Richard mosse

Born in 1980 in Kilkenny (Ireland). Lives and works in New York.
Represented by the Carlier Gebauer gallery (Berlin, Madrid).

 

The series Infra is marked by Mosse's use of Kodak Aerochrome, a discontinued infrared reconnaissance film. The film records chlorophyll in living vegetation. The result is the lush Congolese rainforest rendered in a beautifully surreal landscape of pinks and reds.

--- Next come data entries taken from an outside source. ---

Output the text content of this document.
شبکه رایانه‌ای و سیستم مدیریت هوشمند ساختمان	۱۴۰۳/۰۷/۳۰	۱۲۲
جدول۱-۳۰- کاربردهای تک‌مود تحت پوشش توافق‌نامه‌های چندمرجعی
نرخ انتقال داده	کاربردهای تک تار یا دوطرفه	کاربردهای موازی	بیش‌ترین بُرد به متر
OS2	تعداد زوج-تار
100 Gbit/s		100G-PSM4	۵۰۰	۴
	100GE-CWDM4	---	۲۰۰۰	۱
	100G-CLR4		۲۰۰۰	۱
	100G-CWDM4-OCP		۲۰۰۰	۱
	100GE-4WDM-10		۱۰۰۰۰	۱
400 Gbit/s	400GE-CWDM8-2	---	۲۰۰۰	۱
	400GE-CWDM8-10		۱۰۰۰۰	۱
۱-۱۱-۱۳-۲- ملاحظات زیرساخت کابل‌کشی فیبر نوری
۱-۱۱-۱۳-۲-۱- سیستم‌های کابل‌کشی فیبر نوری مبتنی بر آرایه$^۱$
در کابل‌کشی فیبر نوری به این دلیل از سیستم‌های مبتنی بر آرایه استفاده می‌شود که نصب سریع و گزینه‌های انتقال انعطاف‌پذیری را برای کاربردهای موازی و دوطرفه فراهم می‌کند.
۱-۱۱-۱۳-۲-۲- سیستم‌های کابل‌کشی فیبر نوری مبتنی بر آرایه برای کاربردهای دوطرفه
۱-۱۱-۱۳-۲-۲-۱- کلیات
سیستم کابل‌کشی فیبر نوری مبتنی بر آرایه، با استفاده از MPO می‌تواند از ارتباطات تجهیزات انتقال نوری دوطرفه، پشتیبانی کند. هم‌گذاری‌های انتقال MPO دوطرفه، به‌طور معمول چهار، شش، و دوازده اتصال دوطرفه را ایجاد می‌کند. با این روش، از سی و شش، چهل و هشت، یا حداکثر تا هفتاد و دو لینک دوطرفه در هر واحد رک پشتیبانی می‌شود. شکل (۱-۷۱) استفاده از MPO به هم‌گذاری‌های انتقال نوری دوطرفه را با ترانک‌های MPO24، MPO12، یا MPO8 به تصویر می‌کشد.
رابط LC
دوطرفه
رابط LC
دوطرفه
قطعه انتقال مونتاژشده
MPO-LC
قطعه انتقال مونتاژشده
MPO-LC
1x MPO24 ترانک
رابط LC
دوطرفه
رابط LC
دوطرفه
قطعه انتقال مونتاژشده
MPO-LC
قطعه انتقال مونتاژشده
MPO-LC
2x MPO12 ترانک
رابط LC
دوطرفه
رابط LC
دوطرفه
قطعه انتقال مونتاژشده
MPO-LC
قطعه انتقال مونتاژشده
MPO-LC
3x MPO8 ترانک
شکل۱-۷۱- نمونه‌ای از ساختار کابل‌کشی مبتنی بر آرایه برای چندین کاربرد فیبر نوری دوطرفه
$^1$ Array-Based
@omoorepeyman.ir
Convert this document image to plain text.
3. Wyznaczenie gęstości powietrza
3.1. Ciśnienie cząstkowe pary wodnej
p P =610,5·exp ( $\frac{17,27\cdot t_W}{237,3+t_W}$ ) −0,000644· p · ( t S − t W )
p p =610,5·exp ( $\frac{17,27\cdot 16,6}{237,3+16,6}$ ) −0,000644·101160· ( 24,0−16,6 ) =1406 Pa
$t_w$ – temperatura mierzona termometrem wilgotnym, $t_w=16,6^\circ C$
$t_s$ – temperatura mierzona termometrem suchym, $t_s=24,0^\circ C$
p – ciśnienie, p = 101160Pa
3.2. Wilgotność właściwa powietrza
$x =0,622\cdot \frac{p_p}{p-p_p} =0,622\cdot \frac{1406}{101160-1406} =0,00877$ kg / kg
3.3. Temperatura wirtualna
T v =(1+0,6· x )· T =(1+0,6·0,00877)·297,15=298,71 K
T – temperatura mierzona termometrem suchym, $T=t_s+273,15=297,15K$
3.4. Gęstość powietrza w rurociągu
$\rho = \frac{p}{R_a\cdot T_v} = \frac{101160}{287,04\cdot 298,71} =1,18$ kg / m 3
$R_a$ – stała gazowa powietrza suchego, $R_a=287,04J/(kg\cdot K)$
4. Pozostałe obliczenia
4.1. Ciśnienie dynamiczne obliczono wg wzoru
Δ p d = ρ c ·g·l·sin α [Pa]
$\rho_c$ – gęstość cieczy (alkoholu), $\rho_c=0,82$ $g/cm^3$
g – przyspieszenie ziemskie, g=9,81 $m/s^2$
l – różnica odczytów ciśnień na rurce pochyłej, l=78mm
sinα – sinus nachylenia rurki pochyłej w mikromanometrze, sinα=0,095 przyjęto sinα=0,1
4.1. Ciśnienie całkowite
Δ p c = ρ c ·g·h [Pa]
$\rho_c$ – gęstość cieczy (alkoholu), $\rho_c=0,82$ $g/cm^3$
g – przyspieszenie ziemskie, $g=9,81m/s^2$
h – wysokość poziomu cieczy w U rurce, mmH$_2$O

Mosse said in an interview with British Journal of Photography : “I wanted to export this technology to a more difficult situation, to end the generic conventions of calcified mass media narratives, and to question how we are allowed to represent this forgotten conflict. I wanted to confront this military reconnaissance technology, to use it reflexively to question the modes of construction of war photography. "

Heat Maps, 2017.
Thermal camera in refugee camps (Greece, Germany, Bulgaria, Germany)

This series of photos traces the lives of migrants in different camps around the world. To report on their living conditions, the photographer armed himself with a military weapon, a thermal camera capable of filming several kilometers away.

“This very powerful and in my opinion very disturbing camera technology, I see it as an allegory of the military-humanitarian complex which characterizes the only response of the European Union to the influx of migrants, the 'refugee crisis' as one called her. This is the only solution we have apparently found to welcome asylum seekers, refugees who land on our shores. "(Richard Mosse, interview in France Culture).